La cooperativa sociale Nomos, in collaborazione con università, cooperative sociali e aziende specializzate, è al centro dell’iniziativa, che ha come obiettivi migliorare l’assistenza a persone anziane e disabili attraverso l’uso di tecnologie all’avanguardia, innovare nel campo della robotica e dell’assistenza e migliorare la qualità della vita per i caregiver e per le persone assistite, riducendo il rischio di infortuni e aumentando l’efficacia dei servizi.
Lo sviluppo del progetto: si partirà dall’analisi dei bisogni per arrivare alla progettazione dell’esoscheletro ibrido, da mettere a disposizione degli operatori che lavorano in RSA e a domicilio. In seguito l’esoscheletro sarà testato in situazioni reali, attraverso una formazione per i caregiver e una serie di analisi per valutarne l’efficacia.
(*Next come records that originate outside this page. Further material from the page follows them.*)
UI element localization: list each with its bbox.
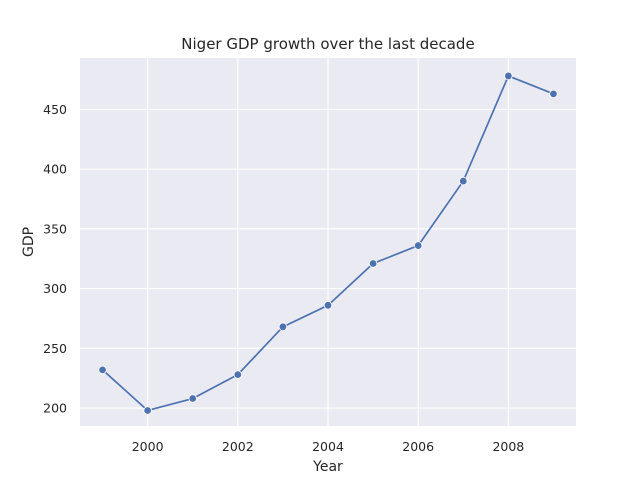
y-tick-label: 450 — [43, 102, 67, 117]
x-tick-label: 2004 — [312, 439, 344, 454]
x-axis-label: Year — [312, 459, 343, 475]
data-point — [368, 259, 378, 268]
data-point — [413, 241, 423, 250]
data-point — [549, 89, 558, 99]
y-tick-label: 250 — [43, 341, 67, 356]
x-tick-label: 2002 — [222, 439, 254, 454]
x-tick-labels: 2000 2002 2004 2006 2008 — [132, 439, 525, 454]
data-point — [323, 301, 333, 310]
y-tick-label: 400 — [43, 162, 67, 177]
y-tick-labels: 200 250 300 350 400 450 — [43, 102, 67, 416]
data-point — [233, 370, 243, 379]
data-point — [188, 394, 197, 403]
y-tick-label: 350 — [43, 221, 67, 236]
x-tick-label: 2000 — [132, 439, 164, 454]
y-axis-label: GDP — [21, 227, 37, 257]
x-tick-label: 2008 — [492, 439, 524, 454]
data-point — [459, 176, 468, 186]
data-point — [278, 322, 288, 332]
data-point — [504, 71, 513, 81]
data-point — [143, 406, 152, 415]
y-tick-label: 200 — [43, 401, 67, 416]
chart-title: Niger GDP growth over the last decade — [181, 35, 474, 53]
data-point — [98, 365, 107, 375]
x-tick-label: 2006 — [402, 439, 434, 454]
y-tick-label: 300 — [43, 281, 67, 296]
series-layer — [98, 71, 558, 415]
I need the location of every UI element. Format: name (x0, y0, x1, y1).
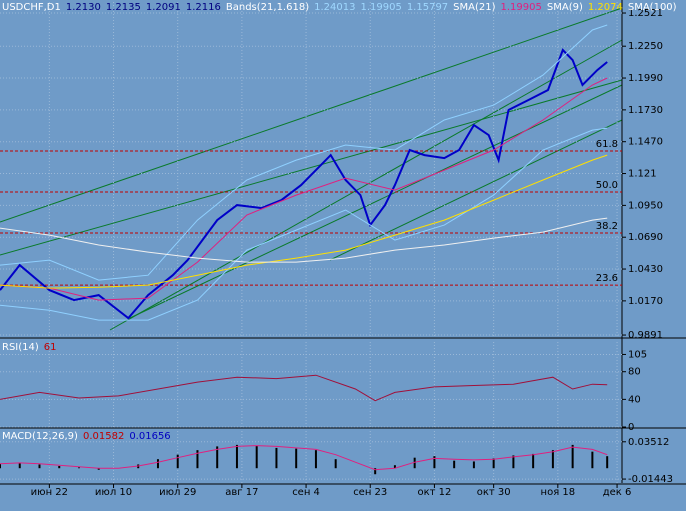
y-tick-label: 1.2521 (628, 8, 663, 19)
panel: 105 80 40 0 RSI(14) 61 (0, 342, 647, 433)
y-tick-label: 1.0690 (628, 232, 663, 243)
trend-line (0, 7, 623, 223)
trend-lines (0, 7, 623, 331)
legend-text: 0.01656 (129, 431, 170, 442)
y-tick-label: 1.121 (628, 169, 657, 180)
y-tick-label: 105 (628, 349, 647, 360)
x-tick-label: ноя 18 (541, 487, 576, 498)
series-line (0, 445, 608, 471)
legend-text: 1.24013 (314, 2, 355, 13)
series-line (0, 154, 608, 289)
panel: 0.03512 -0.01443 MACD(12,26,9) 0.01582 0.016… (0, 431, 673, 485)
legend-text: 61 (44, 342, 57, 353)
x-tick-label: сен 4 (292, 487, 320, 498)
y-tick-label: 1.0950 (628, 200, 663, 211)
legend-text: 1.2116 (186, 2, 221, 13)
x-tick-label: окт 12 (417, 487, 451, 498)
x-tick-label: окт 30 (477, 487, 511, 498)
x-tick-label: июн 22 (31, 487, 68, 498)
x-tick-label: дек 6 (603, 487, 632, 498)
y-tick-label: 40 (628, 394, 641, 405)
legend-text: 1.19905 (360, 2, 401, 13)
y-tick-label: 1.1990 (628, 73, 663, 84)
fib-label: 38.2 (596, 221, 618, 232)
x-tick-label: авг 17 (225, 487, 258, 498)
x-tick-label: июл 10 (95, 487, 132, 498)
legend-text: RSI(14) (2, 342, 39, 353)
series-line (0, 77, 608, 301)
series-line (0, 374, 608, 402)
legend-text: USDCHF,D1 (2, 2, 61, 13)
legend-text: 1.19905 (501, 2, 542, 13)
legend-text: 1.2091 (146, 2, 181, 13)
legend-text: 1.2135 (106, 2, 141, 13)
fib-label: 23.6 (596, 273, 618, 284)
y-tick-label: 1.0170 (628, 296, 663, 307)
y-tick-label: 0 (628, 422, 634, 433)
legend-text: SMA(9) (547, 2, 583, 13)
series-line (0, 24, 608, 281)
legend-text: SMA(21) (453, 2, 495, 13)
y-tick-label: 1.1470 (628, 137, 663, 148)
y-tick-label: 1.0430 (628, 264, 663, 275)
panel: 1.2521 1.2250 1.1990 1.1730 1.1470 1.121 1.095… (0, 2, 677, 341)
legend-text: 0.01582 (83, 431, 124, 442)
series-line (0, 48, 608, 320)
legend-text: SMA(100) (628, 2, 677, 13)
series-line (0, 217, 608, 263)
trend-line (109, 39, 623, 331)
legend-text: 1.2130 (66, 2, 101, 13)
legend-text: MACD(12,26,9) (2, 431, 78, 442)
y-tick-label: 80 (628, 367, 641, 378)
y-tick-label: 0.9891 (628, 330, 663, 341)
y-tick-label: 0.03512 (628, 437, 669, 448)
x-tick-label: июл 29 (159, 487, 196, 498)
y-tick-label: 1.1730 (628, 105, 663, 116)
fib-label: 61.8 (596, 139, 618, 150)
fib-label: 50.0 (596, 180, 618, 191)
legend-text: Bands(21,1.618) (226, 2, 309, 13)
y-tick-label: -0.01443 (628, 474, 673, 485)
y-tick-label: 1.2250 (628, 41, 663, 52)
legend-text: 1.15797 (407, 2, 448, 13)
trend-line (329, 119, 623, 261)
x-tick-label: сен 23 (353, 487, 387, 498)
series-line (0, 127, 608, 321)
legend-text: 1.2074 (588, 2, 623, 13)
trend-line (129, 84, 623, 319)
trend-line (0, 79, 623, 256)
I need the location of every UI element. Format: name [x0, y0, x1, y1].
Exo.Care coinvolge una rete di attori qualificati, tra cui l’Università degli Studi di Firenze e la Scuola Superiore Sant’Anna, che apportano competenze nel design e nella biomeccanica, le aziende specializzate Wearable Robotics, Metal Technology e Ancom, e le cooperative sociali Uscita di Sicurezza e Nomos, con esperienza diretta nell’assistenza sociale. Ogni partner contribuisce con il proprio know-how per garantire il successo del progetto.